Living on a chess board

We decided to give up on our usual furniture shops and go exploring for somewhere new. We just could not get agreement on the table.
So we set off,trying to find different places. Now it was not very long before we were on streets that we do not know. If you can imagine living in the middle of a chess board where you can only travel on the dividing lines. To reach the outside of the board in any direction you move out from the centre on any axis of a cross. This means that all the other squares you pass remain unexplored.
This is how we have been here, so there are so many places not much more than a block away we have never seen. The trouble is, searching street by street we could still pass within a few yards of somewhere and never see it. Still we keep trying.
After a while we sort of gave up, and Viv said Gascon always has good shops. The sun was now shining so we walked to the corner of Gascon and Honduras, and there was a cafe with seats in the sun. Coffee was calling so we sat down and ordered two cafe con leche. The young guy who served us was very chatty, I could do with this level of conversation every day, then maybe my castillano would finally improve. He wanted to know if we were on vacation and how long for, all the usual stuff. He brightened up considerably when we said tango. He said he sings in a place down the road on a saturday. We got the address off him and asked what time it was open. It was at this point he became all porteño on us. Instead of just saying 9:30 until midnight he gave us a long and detailed description of something or other. I had no idea what he said, I just hoped I got the time right.
When I got back I checked the address he gave me, it said on the paper, Gascon entre Honduras and Costa Rica. That is three blocks. Sometimes I could scream, “somewhere over there” would be just as precise. I love the people here, but why do they have to always talk in poetry or a long list of idioms. If I ask you the time, I don’t want to know where your watch was made, just tell me the time. If I ask for and address, give me the street and the number, not a description of the district. OK rant over, until the next time.
In Fulgor again the old guy is on the door, he accepts my right change with barely a grunt. Then says nothing when someone else gives him $100 note for one entrada. I guess it’s just me he doesn’t like. Fortunately there are others there who do like me and as usual we are greeted like locals, kisses all around for us again.
After another night of dancing we take our walk home. Before we set out this time I checked my dictionary for dark chocolate. It is either negra or chocolate amargo. We found a kiosco on Guardia Vieja and I asked the guy for chocolate negra, he offered me Cadbury’s dairy milk. How on earth is that negra. So I tried Amargo. bingo! we now have chocolate for our submarinos.

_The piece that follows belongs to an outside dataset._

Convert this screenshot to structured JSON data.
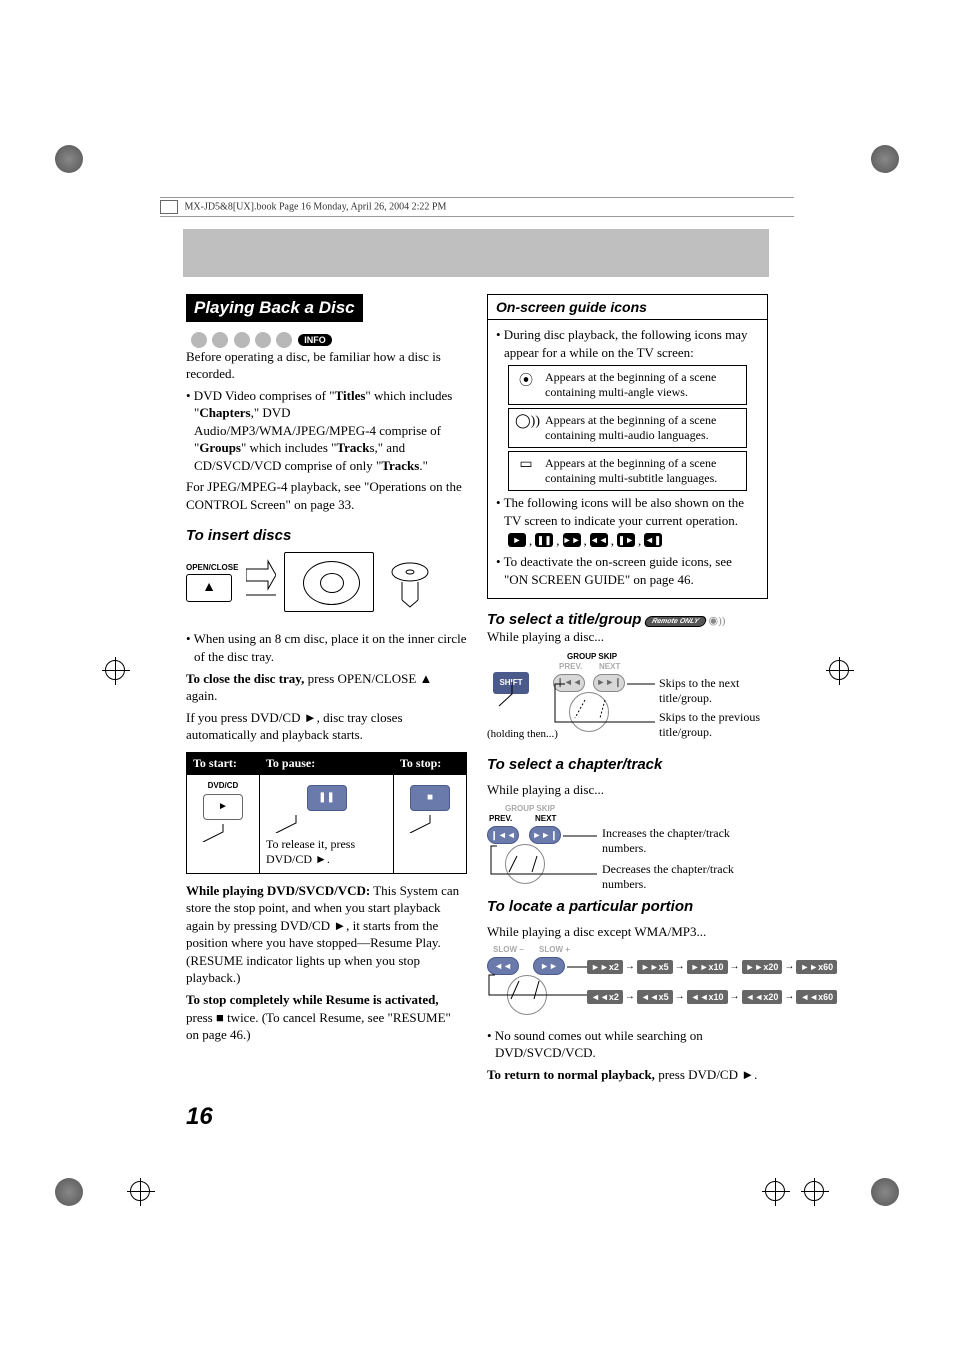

Filed under Argentina, Tango

2 responses to “Living on a chess board

  1. jantango

    I forgot to offer some chocolate amargo from Russia when you were over last week for dinner. The COTO groceries have it, but only 60% cacao. You remind me I want to stock up to enjoy submarinos during the winter months.

  2. Bob, the rarity of dark chocolate is a mystery to me too. But I’ve found it’s always available from the kiosk near the entrance to Nueva Salon La Argentina.